Dallas flicked the switch on the glove box with his thumb, and the black door fell open. He grabbed the revolver sitting there, and checked that each chamber had a bullet. He put the revolver into his white satin jacket, now tinted red from last nights encounter, and started the engine of the car.
Nick arrived at Dallas’s apartment some time after noon. After doing a quick lookover, and discussing with local officers, he departed.
What he had found in the apartment disturbed him. So many liquor bottles, and what looked like the beginning of a cocaine addiction. Garbage lined the floors and the kitchen looked like it hadn’t been used in months. There were pictures of criminals on every wall, with scrawling’s of hate and spite written in dark red.
A picture of a woman sparked Nick’s interest. Her face was familiar, as he had worked on her case four years ago. Murdered, left in the street to die. The picture was broken and lying on the floor next to the bed, with tears and blood stains all over it.
An image of Dallas flashed in his memory, the tall man in the white satin jacket. He remembered interviewing him, the man hadn’t spoken much. Mostly he looked like a man with something to die for.
As weeks went on, the body count piled up. Rapists, murderers, thief’s, all dead from a shot to the head from a .44 magnum.
It took several months for a pattern to emerge, detectives used the pictures found in Dallas’s apartment to build a map of targets. Nick Hambry asked that he be sent alone to talk to Dallas, he thought that he could bring him in peacefully if he could just talk to him.
Nick’s squad car pulled into the hotel parking lot. The streets had been blocked off for a mile in each direction, police expected shots to be fired. Some strings had to be pulled, but Nick was granted his wish to go in alone.
Nick checked that his pistol was loaded, and holstered it on his hip. He grabbed the bullhorn off the passenger seat and stepped out of the vehicle.
“Pressly, I know why you’re doing this. She’s never coming back Dallas.” Nicks voice blared out from the bullhorn.
Dallas was crouching behind the concrete railings of the second story of the hotel. A big .44 revolver in his right hand, and a bottle of vodka in the other.
“You don’t know anything! Can’t you see what I’ve done, what I’m doing? You cops have your laws, and look what that gets you, 507 murders last year. How many of those were repeat offenders? You tell me how many were repeat offenders and then you tell me to stop.”
“Those laws protect people, we don’t just murder people.
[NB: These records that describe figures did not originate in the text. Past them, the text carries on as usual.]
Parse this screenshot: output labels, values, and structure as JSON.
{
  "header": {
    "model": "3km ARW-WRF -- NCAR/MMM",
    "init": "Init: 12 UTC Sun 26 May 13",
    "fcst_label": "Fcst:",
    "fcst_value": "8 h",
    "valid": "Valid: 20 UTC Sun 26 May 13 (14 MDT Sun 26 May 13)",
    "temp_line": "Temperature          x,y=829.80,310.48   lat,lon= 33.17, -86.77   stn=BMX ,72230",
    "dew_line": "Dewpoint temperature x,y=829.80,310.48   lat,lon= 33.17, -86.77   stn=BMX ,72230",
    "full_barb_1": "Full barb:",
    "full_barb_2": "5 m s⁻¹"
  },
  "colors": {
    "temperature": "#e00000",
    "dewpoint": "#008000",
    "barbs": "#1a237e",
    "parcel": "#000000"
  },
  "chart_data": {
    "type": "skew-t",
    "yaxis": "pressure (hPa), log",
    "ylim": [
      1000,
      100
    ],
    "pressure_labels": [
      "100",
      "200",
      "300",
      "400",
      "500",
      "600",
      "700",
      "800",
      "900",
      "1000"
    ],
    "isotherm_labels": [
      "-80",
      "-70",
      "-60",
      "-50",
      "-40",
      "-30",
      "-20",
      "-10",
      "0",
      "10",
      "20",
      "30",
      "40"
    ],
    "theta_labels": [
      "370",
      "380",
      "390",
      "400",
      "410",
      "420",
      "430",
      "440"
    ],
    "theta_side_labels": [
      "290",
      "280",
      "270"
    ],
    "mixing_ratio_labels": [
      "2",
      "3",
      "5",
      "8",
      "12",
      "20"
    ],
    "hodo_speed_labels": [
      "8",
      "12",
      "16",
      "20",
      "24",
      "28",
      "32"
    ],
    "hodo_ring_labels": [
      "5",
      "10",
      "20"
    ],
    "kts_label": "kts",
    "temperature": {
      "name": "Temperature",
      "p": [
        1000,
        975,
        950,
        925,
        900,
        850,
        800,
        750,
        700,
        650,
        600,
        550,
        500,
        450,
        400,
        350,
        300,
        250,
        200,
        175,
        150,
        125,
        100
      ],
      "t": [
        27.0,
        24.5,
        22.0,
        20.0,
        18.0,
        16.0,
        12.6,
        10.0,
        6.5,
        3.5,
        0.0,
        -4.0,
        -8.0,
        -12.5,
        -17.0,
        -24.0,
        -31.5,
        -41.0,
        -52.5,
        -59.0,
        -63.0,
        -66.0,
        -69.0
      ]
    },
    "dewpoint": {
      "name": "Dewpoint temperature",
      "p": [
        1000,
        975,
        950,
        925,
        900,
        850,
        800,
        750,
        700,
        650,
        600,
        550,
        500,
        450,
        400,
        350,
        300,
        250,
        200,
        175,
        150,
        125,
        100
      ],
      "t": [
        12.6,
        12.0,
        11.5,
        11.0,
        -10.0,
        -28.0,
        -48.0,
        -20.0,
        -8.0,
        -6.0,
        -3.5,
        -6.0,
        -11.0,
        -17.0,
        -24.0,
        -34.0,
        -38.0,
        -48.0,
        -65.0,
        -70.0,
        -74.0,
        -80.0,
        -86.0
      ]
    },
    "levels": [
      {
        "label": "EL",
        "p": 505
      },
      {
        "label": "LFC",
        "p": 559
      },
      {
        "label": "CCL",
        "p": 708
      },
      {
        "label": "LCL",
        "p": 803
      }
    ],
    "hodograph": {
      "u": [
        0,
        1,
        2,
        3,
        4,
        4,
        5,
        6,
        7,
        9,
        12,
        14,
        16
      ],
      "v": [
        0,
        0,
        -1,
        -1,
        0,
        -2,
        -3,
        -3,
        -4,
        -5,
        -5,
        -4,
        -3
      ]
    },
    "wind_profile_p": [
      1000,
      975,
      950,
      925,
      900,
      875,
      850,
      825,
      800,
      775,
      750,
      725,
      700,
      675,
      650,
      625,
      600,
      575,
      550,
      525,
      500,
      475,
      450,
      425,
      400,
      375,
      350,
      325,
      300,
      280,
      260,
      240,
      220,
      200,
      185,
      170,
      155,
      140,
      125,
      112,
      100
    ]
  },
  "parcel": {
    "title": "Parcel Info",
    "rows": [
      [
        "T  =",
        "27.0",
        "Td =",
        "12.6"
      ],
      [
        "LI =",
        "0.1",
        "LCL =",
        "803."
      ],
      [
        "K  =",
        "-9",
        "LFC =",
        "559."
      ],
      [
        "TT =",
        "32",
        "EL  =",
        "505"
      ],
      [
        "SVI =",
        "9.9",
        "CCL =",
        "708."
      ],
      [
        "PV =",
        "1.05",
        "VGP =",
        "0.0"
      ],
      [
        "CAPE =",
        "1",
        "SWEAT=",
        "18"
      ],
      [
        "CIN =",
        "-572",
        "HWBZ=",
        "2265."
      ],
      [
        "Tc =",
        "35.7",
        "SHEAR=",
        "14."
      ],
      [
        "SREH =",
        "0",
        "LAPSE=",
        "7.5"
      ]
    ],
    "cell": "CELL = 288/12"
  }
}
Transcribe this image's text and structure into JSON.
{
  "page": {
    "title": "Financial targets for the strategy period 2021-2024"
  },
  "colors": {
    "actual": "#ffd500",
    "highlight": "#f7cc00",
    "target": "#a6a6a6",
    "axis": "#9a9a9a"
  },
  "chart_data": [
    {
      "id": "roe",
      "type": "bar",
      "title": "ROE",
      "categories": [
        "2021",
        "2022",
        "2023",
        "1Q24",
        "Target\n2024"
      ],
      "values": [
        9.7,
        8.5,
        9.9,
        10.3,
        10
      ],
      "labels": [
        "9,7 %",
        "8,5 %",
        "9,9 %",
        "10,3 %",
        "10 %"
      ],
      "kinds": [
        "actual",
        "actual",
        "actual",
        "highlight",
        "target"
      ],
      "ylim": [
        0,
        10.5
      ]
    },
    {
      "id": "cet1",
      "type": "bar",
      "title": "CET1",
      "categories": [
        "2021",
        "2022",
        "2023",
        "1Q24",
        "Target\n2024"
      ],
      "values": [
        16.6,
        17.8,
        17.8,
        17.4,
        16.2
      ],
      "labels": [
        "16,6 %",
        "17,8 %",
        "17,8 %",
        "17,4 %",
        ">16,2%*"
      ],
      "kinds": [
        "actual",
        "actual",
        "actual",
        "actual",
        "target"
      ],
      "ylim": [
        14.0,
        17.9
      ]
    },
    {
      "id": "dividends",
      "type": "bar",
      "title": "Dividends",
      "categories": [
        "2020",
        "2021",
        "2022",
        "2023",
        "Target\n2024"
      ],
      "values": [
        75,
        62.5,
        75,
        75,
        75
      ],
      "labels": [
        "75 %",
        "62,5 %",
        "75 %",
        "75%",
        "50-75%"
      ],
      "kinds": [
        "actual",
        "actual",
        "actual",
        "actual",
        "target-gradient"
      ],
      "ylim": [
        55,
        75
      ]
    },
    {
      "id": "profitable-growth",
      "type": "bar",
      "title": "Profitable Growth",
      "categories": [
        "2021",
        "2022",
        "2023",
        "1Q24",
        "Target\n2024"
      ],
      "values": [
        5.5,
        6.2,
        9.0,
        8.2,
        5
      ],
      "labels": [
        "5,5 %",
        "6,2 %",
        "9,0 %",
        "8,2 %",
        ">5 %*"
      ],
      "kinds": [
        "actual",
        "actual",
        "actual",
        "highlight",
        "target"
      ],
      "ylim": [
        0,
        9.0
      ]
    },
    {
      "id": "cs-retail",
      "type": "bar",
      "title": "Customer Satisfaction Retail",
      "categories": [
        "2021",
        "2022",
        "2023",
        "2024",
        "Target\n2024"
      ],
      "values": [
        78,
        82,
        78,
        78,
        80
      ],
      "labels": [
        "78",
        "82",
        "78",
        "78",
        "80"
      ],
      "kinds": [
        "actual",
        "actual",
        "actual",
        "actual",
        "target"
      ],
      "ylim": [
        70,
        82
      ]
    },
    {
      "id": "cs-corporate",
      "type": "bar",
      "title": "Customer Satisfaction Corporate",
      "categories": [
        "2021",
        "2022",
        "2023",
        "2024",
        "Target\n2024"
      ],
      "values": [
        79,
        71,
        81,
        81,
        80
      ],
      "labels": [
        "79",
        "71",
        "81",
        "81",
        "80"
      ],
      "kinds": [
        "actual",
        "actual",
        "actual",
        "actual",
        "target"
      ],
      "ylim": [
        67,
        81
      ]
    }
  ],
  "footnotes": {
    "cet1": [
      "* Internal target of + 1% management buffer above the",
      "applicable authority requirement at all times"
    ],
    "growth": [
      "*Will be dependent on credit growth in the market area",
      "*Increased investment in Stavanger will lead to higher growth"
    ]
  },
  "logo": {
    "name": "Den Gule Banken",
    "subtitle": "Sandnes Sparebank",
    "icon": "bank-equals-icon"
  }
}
We saw what you did Dallas, we know you’re the one who has been cleaning up the streets all these years. You’ve had enough though, I understand that. Anybody would have snapped much sooner then you did. This doesn’t have to end with you in a body bag.”
Dallas reached the revolver over the railing and fired a couple shots, crack crack. Nick dodged behind the police cruiser, calling for backup on his walkie-talkie.
Nick unholstered his weapon and began firing at the railing. Pieces of concrete flew in every direction. Dallas ducked and returned fire.
A slug flew out of Dallas’s revolver and hit Hambry in chest. He reeled over and began puking up blood. Before the police units up the street could arrive to help him, Nick Hambry had bled out.
A red Plymouth Duster roared down the road behind the hotel.
A father must teach his son that there is a line. A line that whenever crossed, so should that man step into his other side, the darkness. As Nick Hambry Sr. chases Dallas Pressly day and night, he wonders what lines he should have crossed with Nick. How far should he have taught his son to push those lines. His son now dead, he questions his moral high ground, what if Nick had just ignored that dirty cop? Let sleeping dogs lie? Let Dallas clean up the streets for us a little, and you go home to your wife. As Nick Hambry Sr. sits home alone in his armchair, sucking a bottle of whisky, he thinks about his own prerogatives.
The hatred and the sin has spread to his mind, it eats up every corner of him. As bodies pile up around the city, Dallas is soon forgotten and a new monster arises.